Emerson Fatzinger, Correspondent

Special Spaces is a nonprofit and community-building club of students that raises thousands of dollars each year to help create a bedroom makeover for children with cancer. 

Central’s club is part of a national nonprofit organization based out of Nashville that made over 1,400 bedrooms. Central’s club was started in 2017 by Central graduate Sam Welch. Since then, the club has raised enough to complete six rooms.

“In order for us to do a makeover. We as a club have to raise $5,000,” club sponsor Georganne Gabrielli said.
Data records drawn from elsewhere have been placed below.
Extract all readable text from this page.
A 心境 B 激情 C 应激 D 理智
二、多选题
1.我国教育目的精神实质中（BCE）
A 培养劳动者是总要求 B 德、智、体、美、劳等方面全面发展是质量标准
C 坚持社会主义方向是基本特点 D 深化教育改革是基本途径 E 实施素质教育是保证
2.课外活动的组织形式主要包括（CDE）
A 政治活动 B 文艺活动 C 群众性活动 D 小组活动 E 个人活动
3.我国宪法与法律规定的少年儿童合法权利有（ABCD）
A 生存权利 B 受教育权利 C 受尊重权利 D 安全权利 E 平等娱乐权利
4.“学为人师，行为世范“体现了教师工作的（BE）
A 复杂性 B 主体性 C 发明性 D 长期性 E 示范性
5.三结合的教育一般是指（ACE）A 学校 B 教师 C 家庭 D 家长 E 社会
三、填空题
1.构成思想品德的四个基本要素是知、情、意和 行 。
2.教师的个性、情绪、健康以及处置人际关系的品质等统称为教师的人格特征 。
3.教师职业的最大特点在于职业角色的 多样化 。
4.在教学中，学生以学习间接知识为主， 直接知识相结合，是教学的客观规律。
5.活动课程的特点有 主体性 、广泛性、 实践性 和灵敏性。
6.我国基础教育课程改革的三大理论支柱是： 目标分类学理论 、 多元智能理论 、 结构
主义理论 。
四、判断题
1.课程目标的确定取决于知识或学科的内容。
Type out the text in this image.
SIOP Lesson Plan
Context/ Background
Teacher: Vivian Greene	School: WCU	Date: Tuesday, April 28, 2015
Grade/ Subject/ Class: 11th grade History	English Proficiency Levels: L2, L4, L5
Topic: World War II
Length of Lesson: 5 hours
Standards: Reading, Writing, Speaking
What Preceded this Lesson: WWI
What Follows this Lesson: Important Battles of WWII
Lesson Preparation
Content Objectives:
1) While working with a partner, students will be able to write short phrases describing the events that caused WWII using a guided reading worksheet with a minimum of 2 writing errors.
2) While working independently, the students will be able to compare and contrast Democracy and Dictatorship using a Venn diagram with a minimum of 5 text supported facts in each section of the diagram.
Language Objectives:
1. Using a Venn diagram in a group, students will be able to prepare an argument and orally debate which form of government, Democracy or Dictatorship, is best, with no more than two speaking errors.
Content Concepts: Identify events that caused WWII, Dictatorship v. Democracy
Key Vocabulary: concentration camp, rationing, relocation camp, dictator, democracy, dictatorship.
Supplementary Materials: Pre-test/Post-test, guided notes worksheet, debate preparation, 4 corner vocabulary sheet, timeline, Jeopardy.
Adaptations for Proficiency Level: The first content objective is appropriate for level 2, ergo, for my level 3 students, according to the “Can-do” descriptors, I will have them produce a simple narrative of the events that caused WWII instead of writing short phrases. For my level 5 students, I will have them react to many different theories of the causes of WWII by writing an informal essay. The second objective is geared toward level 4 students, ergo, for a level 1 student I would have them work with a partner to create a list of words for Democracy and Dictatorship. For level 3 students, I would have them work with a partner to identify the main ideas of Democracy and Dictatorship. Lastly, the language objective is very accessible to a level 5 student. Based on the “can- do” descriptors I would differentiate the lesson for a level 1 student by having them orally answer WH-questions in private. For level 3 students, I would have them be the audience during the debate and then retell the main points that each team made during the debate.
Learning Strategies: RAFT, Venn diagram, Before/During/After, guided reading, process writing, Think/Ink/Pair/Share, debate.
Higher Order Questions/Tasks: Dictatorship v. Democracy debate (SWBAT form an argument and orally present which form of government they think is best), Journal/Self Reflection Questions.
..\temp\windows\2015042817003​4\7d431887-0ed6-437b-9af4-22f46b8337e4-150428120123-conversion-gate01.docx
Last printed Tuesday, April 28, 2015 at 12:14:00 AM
Currently, the club is about $200 short of reaching its goal in order to sponsor a new room. When enough money has been raised, the club is assigned a child in the Chicagoland area by the Special Spaces Illinois chapter.

The money is raised through school and community-based fundraisers, such as when the club sold gold t-shirts during homecoming week to raise awareness for pediatric cancer. They have also raised money by selling the concessions at football games and have even partnered up with the park district to sell Naperville T-Shirts on the weekends.

Once the club has been assigned their sponsored child, the Illinois Special Spaces chapter finds qualified community members to help design the bedrooms based on the child’s interests.

The most dedicated club members then assist in the manual labor part of the makeover, club president Kayleigh Dollear said. 

Since the club has around 30 students and only 10 get to attend the makeover, the participants are decided by a point system the club has created in order to track each member’s involvement in club activities. 

“By attending a meeting, you automatically get a point, but if you sign up to sell wristbands in the cafeteria, or you were part of the group that did the homecoming decoration, you earn additional points. Our top 10 point earners will be the ones that get to go to the first makeover,” Gabrielli said.

There are also other ways to be involved with Special Spaces outside of Naperville Central.

Dollear is involved in the Special Spaces Junior Board. This board is open to the entire community and helps members with the budgeting side of being involved in the club.

“The junior board helps teach leadership, responsibility and marketing,” Dollear said. 

To the people involved, Special Spaces is much more than a club according to Gabrielli.

“It has been very emotional and satisfying,” Gabrielli said. “You just see how much it means not only to the child but also to the family, for their child to have a safe, comfortable, welcoming spot for them when they come home from chemotherapy.” 

Special Spaces gives community members a way to dedicate some of their skills to help those less fortunate. The nonprofit not only has long-lasting benefits for the families involved but for those donating their time.